Beginning the End

The single millisecond before an embrace from a loved one,
before I know how tight it will be,
how much I will miss it when it leaves, never to be felt in the same way,
or how much it will mean is my favorite moment.
The second?
The last line of a good poem,
the pound my heart makes before it realizes the other rhythm has stopped,
the emotion lost, never to be felt in the same way because I know how the end feels already, so why do I reread the same poem over and over?
Because that feeling is different but it always feels like sorrow, like a bird fleeting when I take one step to close in the parking lot as it hurries to try and pick up the french fry a kid threw down just a few minutes ago,
like the end of a Christmas movie you've watched every year with your parents,
dreading the moment it ends because you know you'll have to wait awhile before you can see it again,
like leaving school for summer and not knowing how much you'll miss that freshman year of high school, only knowing that you can never go back to the same feeling you had before you left,
like a hug that can never be felt again, a poem can never end again because it lives on when you read it twice,
But you still did because you knew that if you read it again then you would remember it, feel it, and live it more if you just reread those same words one more time.
I spend an entire hug waiting for it to start over, and an entire poem waiting for the end when my mind lingers, solving the puzzles of the poem like a wannabe Sherlock Holmes, waiting for the next crime to occur so it too can be solved like every one before that.
My third favorite moment in life is driving down a familiar road and realizing that the world really is beautiful,
It may kill the good, and keep the bad around for another day waiting for karma to finally take some initiative, probably, at least I'd like to think, but even though it kills innocence and wrecks kindness,
it receives forgiveness.
Maybe the trees are still lush,
the grass still green, poking above the cruel frost that will soon blanket over and suffocate as the blizzard moves onward to terrorize another suburb,
the sky still a blue that even the best painter will never be able to figure out.
I write to beat out the painter,
I can describe the color of the sky,
it's timid but outgoing, repulsive with it's tease when it looks sunny and warm from where I'm sitting beside a window but if I dare to venture outside I would need five layers of clothes.
Writing begs me to ask,
why are so many awful things beautiful from afar?
the glaciers, the yoga, oh how it burns!
The sun in its fiery blaze keeps us warm and in orbit,
but look at the wrinkles on that woman, and the lobster colored arms on that little boy, oh how it burns!

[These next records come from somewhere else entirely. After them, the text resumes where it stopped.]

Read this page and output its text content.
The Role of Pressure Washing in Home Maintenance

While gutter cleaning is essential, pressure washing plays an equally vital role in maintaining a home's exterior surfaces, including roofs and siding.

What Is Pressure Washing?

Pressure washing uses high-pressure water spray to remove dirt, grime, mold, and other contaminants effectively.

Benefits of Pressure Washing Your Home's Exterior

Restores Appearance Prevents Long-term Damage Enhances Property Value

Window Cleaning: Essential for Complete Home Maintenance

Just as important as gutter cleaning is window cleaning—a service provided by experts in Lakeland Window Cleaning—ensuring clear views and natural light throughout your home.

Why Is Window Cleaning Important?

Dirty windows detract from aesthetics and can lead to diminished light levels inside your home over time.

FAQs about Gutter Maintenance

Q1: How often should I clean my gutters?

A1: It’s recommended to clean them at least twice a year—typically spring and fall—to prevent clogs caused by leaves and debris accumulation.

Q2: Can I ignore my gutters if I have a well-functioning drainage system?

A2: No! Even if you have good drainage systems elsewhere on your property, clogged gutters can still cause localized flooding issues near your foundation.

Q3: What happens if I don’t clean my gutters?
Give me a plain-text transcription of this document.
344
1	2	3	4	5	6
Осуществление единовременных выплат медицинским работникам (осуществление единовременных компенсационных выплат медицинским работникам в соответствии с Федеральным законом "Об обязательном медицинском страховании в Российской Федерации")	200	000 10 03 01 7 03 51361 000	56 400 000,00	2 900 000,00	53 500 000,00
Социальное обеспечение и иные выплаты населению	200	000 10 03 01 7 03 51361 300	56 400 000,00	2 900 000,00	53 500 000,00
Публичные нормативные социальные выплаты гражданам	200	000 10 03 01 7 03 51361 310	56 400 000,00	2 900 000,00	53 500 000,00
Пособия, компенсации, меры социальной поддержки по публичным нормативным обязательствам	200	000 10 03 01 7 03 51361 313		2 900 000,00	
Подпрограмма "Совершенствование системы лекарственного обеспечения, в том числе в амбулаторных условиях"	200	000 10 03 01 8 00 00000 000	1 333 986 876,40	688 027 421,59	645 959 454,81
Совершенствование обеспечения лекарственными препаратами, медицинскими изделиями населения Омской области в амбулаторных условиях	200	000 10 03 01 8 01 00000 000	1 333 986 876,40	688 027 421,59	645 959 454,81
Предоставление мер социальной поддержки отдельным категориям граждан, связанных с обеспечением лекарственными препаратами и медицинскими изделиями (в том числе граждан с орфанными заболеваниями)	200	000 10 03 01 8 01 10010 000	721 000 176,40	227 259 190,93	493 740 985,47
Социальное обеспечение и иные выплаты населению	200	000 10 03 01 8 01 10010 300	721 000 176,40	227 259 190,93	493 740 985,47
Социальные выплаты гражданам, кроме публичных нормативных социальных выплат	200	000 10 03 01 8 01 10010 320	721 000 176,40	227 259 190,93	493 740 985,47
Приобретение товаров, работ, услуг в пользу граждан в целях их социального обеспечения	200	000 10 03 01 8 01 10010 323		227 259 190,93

My last favorite moment has only occurred once, and only needed to,
the moment I fell in love with words I changed,
They are better portals to the soul than the eyes could ever be,
we're physically connected by concrete pathways but emotionally and mentally by words,
I write to utilize these connections,
express myself with utmost detail,
and prove to the world that even though I look like any other human being,
there is something unique in everyone,
a spark that only the person it belongs to can find,
and that spark lights every connection this world possesses whether it be mistakenly beautiful,
a single millisecond before a physical connection with emotional presence,
or tell them how to end the only thing they ever start just so they can feel how the end changes when they read it over and over again.